11-year-old spayed female Golden Retriever

Abdominal pain, weight loss, and anorexia

  • There is a severe left renomegaly. On the lateral projection the renal enlargement causes a mass effect of retroperitoneal origin which displaces the proximal aspect of the descending colon ventrally. The affected kidney is irregular. The right kidney was not visualized on the VD projection. Skin folds can be clearly seen of the VD projection.


Excretory urogram:


  • There is asymmetric renal opacification at 15 and 30 minutes after contrast injection. There is a decrease opacification of most of the left renal parenchyma which is characterized by large filling defects of ill defined borders. Complete absence of the left pyelographic phase was also detected. The right kidney exhibits a normal nephrographic and pyelographic phases. The right ureter is within normal limits in diameter and can be noted entering the urinary bladder in a normal orientation. The urinary bladder has a mild to moderate volume of contrast material at 15 minutes post contrast injection.
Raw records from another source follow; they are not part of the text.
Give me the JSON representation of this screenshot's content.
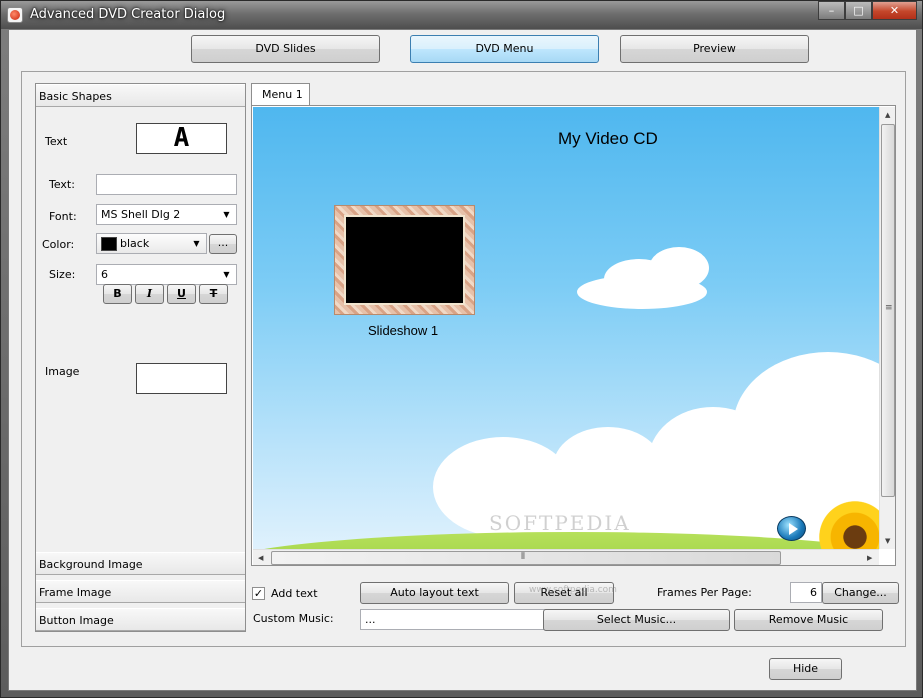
{
  "window": {
    "title": "Advanced DVD Creator Dialog",
    "minimize": "–",
    "maximize": "□",
    "close": "✕"
  },
  "top_tabs": {
    "slides": "DVD Slides",
    "menu": "DVD Menu",
    "preview": "Preview",
    "active": "DVD Menu"
  },
  "left_panel": {
    "basic_shapes": "Basic Shapes",
    "text_section": "Text",
    "text_preview_glyph": "A",
    "text_label": "Text:",
    "text_value": "",
    "font_label": "Font:",
    "font_value": "MS Shell Dlg 2",
    "color_label": "Color:",
    "color_value": "black",
    "color_swatch": "#000000",
    "color_more": "...",
    "size_label": "Size:",
    "size_value": "6",
    "bold": "B",
    "italic": "I",
    "underline": "U",
    "strike": "T",
    "image_section": "Image",
    "background_image": "Background Image",
    "frame_image": "Frame Image",
    "button_image": "Button Image"
  },
  "canvas": {
    "tab": "Menu 1",
    "menu_title": "My Video CD",
    "slide_label": "Slideshow 1"
  },
  "bottom": {
    "add_text_label": "Add text",
    "add_text_checked": true,
    "auto_layout": "Auto layout text",
    "reset_all": "Reset all",
    "frames_per_page_label": "Frames Per Page:",
    "frames_per_page_value": "6",
    "change": "Change...",
    "custom_music_label": "Custom Music:",
    "custom_music_value": "...",
    "select_music": "Select Music...",
    "remove_music": "Remove Music",
    "hide": "Hide"
  },
  "watermark": {
    "text": "SOFTPEDIA",
    "url": "www.softpedia.com"
  }
}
  • Left renomegaly with multiple filling defects likely the result of the presence of several renal masses. The process has replaced the renal parenchyma to the point there is a poor nephrographic phase and complete absence of a pyelographic phase.
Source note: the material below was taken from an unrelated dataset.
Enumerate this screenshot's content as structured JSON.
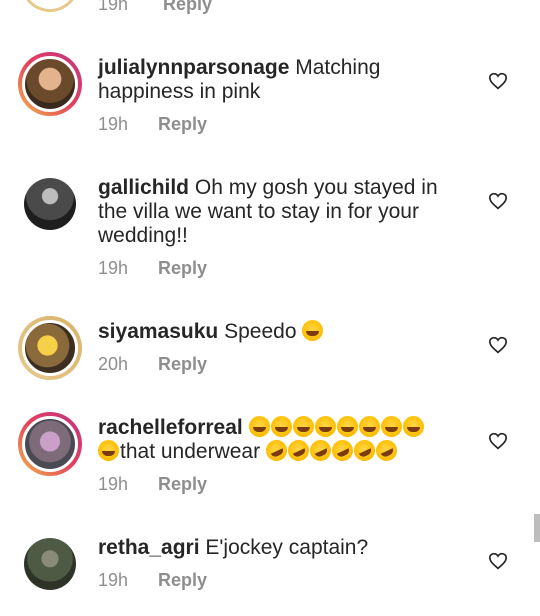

  • Renal neoplasia such as adenocarcinoma is the most likely possibility. Other less likely possibilities should include a renal abscess or a granuloma. The excretory urogram findings made the possibility of hydronephrosis or polycystic renal disease less likely. Final diagnosis (histopathology): renal adenocarcinoma.
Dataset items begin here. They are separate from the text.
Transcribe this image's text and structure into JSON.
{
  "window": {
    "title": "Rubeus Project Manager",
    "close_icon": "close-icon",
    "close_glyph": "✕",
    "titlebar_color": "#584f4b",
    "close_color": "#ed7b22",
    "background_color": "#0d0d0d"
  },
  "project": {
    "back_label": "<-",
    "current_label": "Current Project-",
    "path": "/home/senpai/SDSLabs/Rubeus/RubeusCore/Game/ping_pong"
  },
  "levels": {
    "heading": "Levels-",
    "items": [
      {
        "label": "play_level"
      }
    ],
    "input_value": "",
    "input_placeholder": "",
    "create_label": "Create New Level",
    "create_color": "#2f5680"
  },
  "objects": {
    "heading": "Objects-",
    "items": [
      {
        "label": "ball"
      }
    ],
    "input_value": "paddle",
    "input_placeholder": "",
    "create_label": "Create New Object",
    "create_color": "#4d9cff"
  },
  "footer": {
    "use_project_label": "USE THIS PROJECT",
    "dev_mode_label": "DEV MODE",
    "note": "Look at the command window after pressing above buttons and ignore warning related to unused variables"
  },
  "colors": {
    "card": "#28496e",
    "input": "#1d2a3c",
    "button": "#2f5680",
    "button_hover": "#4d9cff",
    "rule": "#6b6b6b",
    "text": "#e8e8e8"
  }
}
  • Candidates were expected to identify without ambiguity the presence of a retroperitoneal mass of renal origin. They were also expected to generate a list of differential diagnoses based on the increase renal size AND shape of the affected kidney. They were also expected to recognize and describe the filling defects along with an organized assessment of the different phases of the renogram. It was expected that the candidates would ask for an ultrasound or an excretory urogram. Most candidates generated a list of appropriate differential diagnosis based on the survey radiographs but struggled to further prioritize their list once the excretory urogram findings were known. Most candidates do not have a “polished” method to assess the excretory urogram in terms of renal opacification, presence or absence of the study’s phases and characteristics of the filling defects. A few candidates did not go back to the survey radiographs to correlate both pre- and post-contrast findings. Most candidates passed the case.